For employees, the move is equally clear. Do not wait for a formal AI role to appear. Start by identifying the AI-shaped parts of your current profession. Learn the tools, but do not stop there. Learn evaluation. Learn governance. Learn data protection. Learn how to redesign a process. Learn how to explain AI outputs to people who do not trust them yet.

The advantage will go to those who can stand between the machine and the organisation.

The Real New Class Of AI Jobs

The future of AI work will not be defined only by people who build models. It will be defined by people who make models useful, safe and economically relevant.
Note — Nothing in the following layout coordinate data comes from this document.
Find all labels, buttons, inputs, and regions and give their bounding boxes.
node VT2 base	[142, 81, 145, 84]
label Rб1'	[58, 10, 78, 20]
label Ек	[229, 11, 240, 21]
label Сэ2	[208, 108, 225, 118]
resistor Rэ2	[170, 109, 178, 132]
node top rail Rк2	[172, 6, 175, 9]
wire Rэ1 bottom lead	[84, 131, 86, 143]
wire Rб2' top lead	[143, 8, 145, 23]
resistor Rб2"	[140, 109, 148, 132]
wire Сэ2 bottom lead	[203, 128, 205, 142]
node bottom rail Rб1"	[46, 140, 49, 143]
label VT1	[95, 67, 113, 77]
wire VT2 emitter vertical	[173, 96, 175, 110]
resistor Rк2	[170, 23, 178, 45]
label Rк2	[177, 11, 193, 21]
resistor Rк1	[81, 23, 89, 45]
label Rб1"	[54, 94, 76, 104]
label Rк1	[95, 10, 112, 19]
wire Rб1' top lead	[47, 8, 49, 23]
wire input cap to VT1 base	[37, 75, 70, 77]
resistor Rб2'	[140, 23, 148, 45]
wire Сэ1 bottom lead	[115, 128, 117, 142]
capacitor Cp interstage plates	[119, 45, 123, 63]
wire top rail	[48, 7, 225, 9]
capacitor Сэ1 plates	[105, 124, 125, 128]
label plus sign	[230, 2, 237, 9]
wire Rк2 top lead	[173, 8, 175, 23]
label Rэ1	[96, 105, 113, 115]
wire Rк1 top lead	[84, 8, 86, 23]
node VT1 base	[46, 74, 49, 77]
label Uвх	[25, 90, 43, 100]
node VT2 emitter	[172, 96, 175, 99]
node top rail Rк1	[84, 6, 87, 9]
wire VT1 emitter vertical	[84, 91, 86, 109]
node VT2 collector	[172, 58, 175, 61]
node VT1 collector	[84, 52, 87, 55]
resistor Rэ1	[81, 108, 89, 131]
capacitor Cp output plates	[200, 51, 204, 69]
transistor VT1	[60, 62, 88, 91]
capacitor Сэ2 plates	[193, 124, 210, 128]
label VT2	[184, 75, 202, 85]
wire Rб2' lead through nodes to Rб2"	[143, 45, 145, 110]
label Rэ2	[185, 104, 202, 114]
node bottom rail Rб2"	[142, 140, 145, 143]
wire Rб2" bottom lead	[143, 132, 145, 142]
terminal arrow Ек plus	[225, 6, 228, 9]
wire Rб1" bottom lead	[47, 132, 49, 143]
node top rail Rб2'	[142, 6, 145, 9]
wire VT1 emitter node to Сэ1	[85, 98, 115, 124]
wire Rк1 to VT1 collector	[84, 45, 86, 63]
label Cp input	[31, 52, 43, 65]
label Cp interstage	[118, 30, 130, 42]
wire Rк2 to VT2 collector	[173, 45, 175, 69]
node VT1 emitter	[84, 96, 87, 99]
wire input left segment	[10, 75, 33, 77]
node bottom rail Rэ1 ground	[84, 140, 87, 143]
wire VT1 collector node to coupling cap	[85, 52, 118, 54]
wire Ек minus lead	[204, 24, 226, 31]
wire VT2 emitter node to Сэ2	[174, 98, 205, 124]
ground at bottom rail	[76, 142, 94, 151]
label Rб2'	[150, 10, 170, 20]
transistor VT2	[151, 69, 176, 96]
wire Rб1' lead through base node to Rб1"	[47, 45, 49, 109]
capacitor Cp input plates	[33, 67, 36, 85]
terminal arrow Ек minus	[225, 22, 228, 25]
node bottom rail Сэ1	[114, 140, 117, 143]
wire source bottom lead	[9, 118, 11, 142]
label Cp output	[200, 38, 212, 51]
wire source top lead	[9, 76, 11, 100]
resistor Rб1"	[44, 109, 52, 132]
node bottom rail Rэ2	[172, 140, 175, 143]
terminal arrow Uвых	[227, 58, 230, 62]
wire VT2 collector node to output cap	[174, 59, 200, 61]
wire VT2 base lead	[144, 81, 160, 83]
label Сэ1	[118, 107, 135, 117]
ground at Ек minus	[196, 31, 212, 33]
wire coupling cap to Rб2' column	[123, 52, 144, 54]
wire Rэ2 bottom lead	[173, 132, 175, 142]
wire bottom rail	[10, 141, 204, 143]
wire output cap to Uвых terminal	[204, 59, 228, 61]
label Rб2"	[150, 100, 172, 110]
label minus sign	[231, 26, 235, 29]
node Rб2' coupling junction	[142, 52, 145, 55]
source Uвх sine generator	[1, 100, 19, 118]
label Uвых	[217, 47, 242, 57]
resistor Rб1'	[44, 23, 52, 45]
That is a different kind of work from the one promised in the early AI hype cycle. Less glamorous, perhaps. More operational. More embedded in ordinary companies. More dependent on judgement than novelty.

But it may be the more durable opportunity.

AI is creating a new class of jobs because businesses are discovering that intelligence on demand is not the same as organisational change. Someone has to redesign the workflow. Someone has to manage the agent. Someone has to test the output. Someone has to protect the data. Someone has to explain the decision. Someone has to decide where human judgement still belongs.

Those people will shape the next labour market more than the loudest predictions about replacement or abundance.

The new AI jobs are not coming from the future. They are appearing in the gaps between tools, teams and accountability.